Furylfuramide
- Names: Preferred IUPAC name (2Z)-2-(Furan-2-yl)-3-(5-nitrofuran-2-yl)prop-2-enamide

Identifiers
- CAS Number: 3688-53-7;
- 3D model (JSmol): Interactive image;
- Abbreviations: AF-2, FF
- ChEBI: CHEBI:15660;
- ChEMBL: ChEMBL259747;
- ChemSpider: 4444292;
- KEGG: D02528;
- PubChem CID: 5280707;
- UNII: 054NR2135Y;

Properties
- Chemical formula: C_{11}H_{8}N_{2}O_{5}
- Molar mass: 248.19162

= Furylfuramide =

Furylfuramide (also known as AF-2) is a synthetic nitrofuran derivative which was widely used as a food preservative in Japan since at least 1965, but withdrawn from the market in 1974 when it was observed to be mutagenic to bacteria in vitro and thus suspected of carcinogenicity. This was confirmed later when animal testing found it to cause benign and malignant tumors in the mammary glands, stomachs, esophagi, and lungs of rodents of both sexes, although insufficient evidence exists in human exposure.

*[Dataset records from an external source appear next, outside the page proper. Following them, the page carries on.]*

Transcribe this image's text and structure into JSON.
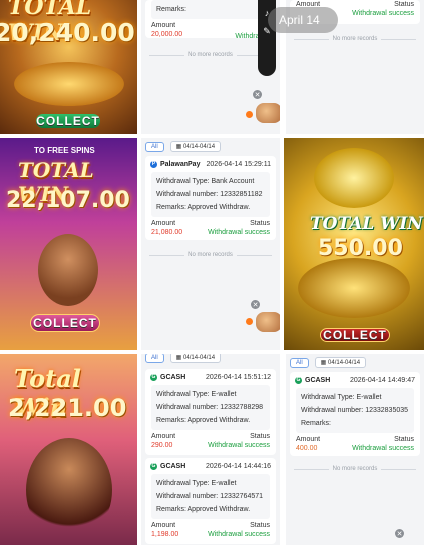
{
  "games": {
    "g1": {
      "title": "TOTAL WIN",
      "amount": "20,240.00",
      "button": "COLLECT"
    },
    "g2": {
      "subtitle": "TO FREE SPINS",
      "title": "TOTAL WIN",
      "amount": "22,107.00",
      "button": "COLLECT"
    },
    "g3": {
      "title": "TOTAL WIN",
      "amount": "550.00",
      "button": "COLLECT"
    },
    "g4": {
      "title": "Total Win",
      "amount": "2,221.00"
    }
  },
  "overlay": {
    "date_pill": "April 14"
  },
  "labels": {
    "remarks": "Remarks:",
    "amount": "Amount",
    "status": "Status",
    "withdrawal_type": "Withdrawal Type:",
    "withdrawal_number": "Withdrawal number:",
    "remarks_approved": "Remarks:   Approved Withdraw.",
    "no_more": "No more records",
    "all": "All",
    "date_filter": "04/14-04/14"
  },
  "records": {
    "p1": {
      "amount": "20,000.00",
      "status": "Withdrawal"
    },
    "p2": {
      "amount_label": "Amount",
      "status_label": "Status",
      "status": "Withdrawal success"
    },
    "p3": {
      "brand": "PalawanPay",
      "time": "2026-04-14 15:29:11",
      "type": "Bank Account",
      "number": "12332851182",
      "amount": "21,080.00",
      "status": "Withdrawal success"
    },
    "p4": [
      {
        "brand": "GCASH",
        "time": "2026-04-14 15:51:12",
        "type": "E-wallet",
        "number": "12332788298",
        "amount": "290.00",
        "status": "Withdrawal success"
      },
      {
        "brand": "GCASH",
        "time": "2026-04-14 14:44:16",
        "type": "E-wallet",
        "number": "12332764571",
        "amount": "1,198.00",
        "status": "Withdrawal success"
      }
    ],
    "p5": {
      "brand": "GCASH",
      "time": "2026-04-14 14:49:47",
      "type": "E-wallet",
      "number": "12332835035",
      "amount": "400.00",
      "status": "Withdrawal success"
    }
  }
}
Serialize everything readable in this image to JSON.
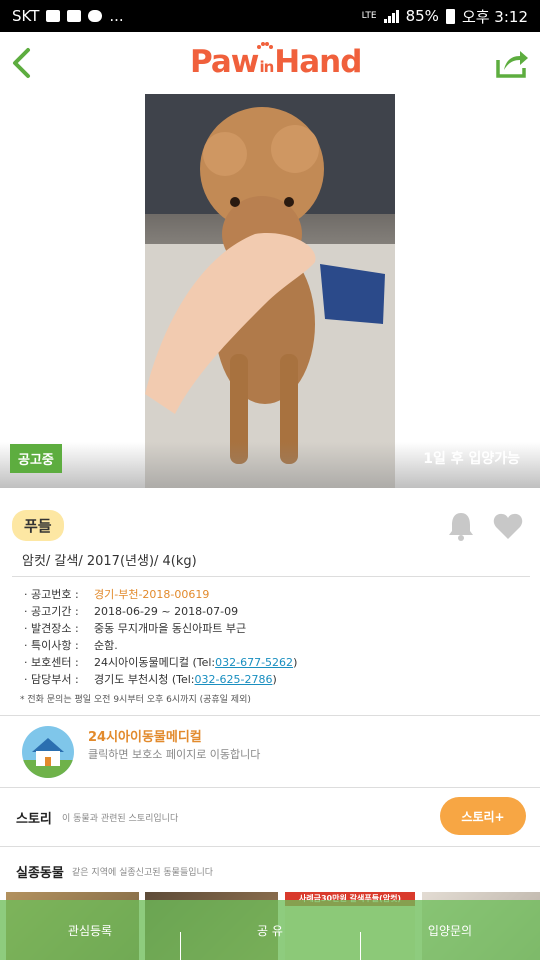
{
  "status_bar": {
    "carrier": "SKT",
    "ellipsis": "...",
    "network": "LTE",
    "battery": "85%",
    "time": "오후 3:12"
  },
  "header": {
    "logo_text_1": "Paw",
    "logo_text_in": "in",
    "logo_text_2": "Hand"
  },
  "photo": {
    "status_badge": "공고중",
    "adoption_note": "1일 후 입양가능"
  },
  "animal": {
    "breed": "푸들",
    "summary": "암컷/ 갈색/ 2017(년생)/ 4(kg)"
  },
  "details": {
    "notice_number_label": "· 공고번호 :",
    "notice_number": "경기-부천-2018-00619",
    "notice_period_label": "· 공고기간 :",
    "notice_period": "2018-06-29 ~ 2018-07-09",
    "found_place_label": "· 발견장소 :",
    "found_place": "중동 무지개마을 동신아파트 부근",
    "notes_label": "· 특이사항 :",
    "notes": "순함.",
    "shelter_label": "· 보호센터 :",
    "shelter": "24시아이동물메디컬 (Tel: ",
    "shelter_tel": "032-677-5262",
    "shelter_close": ")",
    "dept_label": "· 담당부서 :",
    "dept": "경기도 부천시청 (Tel: ",
    "dept_tel": "032-625-2786",
    "dept_close": ")",
    "call_notice": "* 전화 문의는 평일 오전 9시부터 오후 6시까지 (공휴일 제외)"
  },
  "shelter_card": {
    "name": "24시아이동물메디컬",
    "description": "클릭하면 보호소 페이지로 이동합니다"
  },
  "story": {
    "title": "스토리",
    "description": "이 동물과 관련된 스토리입니다",
    "button": "스토리+"
  },
  "missing": {
    "title": "실종동물",
    "description": "같은 지역에 실종신고된 동물들입니다",
    "thumb3_banner": "사례금30만원 갈색푸들(암컷)"
  },
  "bottom_nav": {
    "items": [
      "관심등록",
      "공 유",
      "입양문의"
    ]
  },
  "colors": {
    "brand_orange": "#f0603c",
    "nav_green": "#6ebe5a",
    "status_green": "#5dad3f",
    "story_orange": "#f7a644",
    "link_blue": "#1a8fc0"
  }
}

This successful use of bacterial mutagenicity as a screen for carcinogenicity confirmed the use of this methodology as a rapid and efficient test, in comparison to animal testing alone, and led to its further development. The availability of such simpler tests in turn gave rise to greater government oversight and testing of compounds to which the public would be exposed.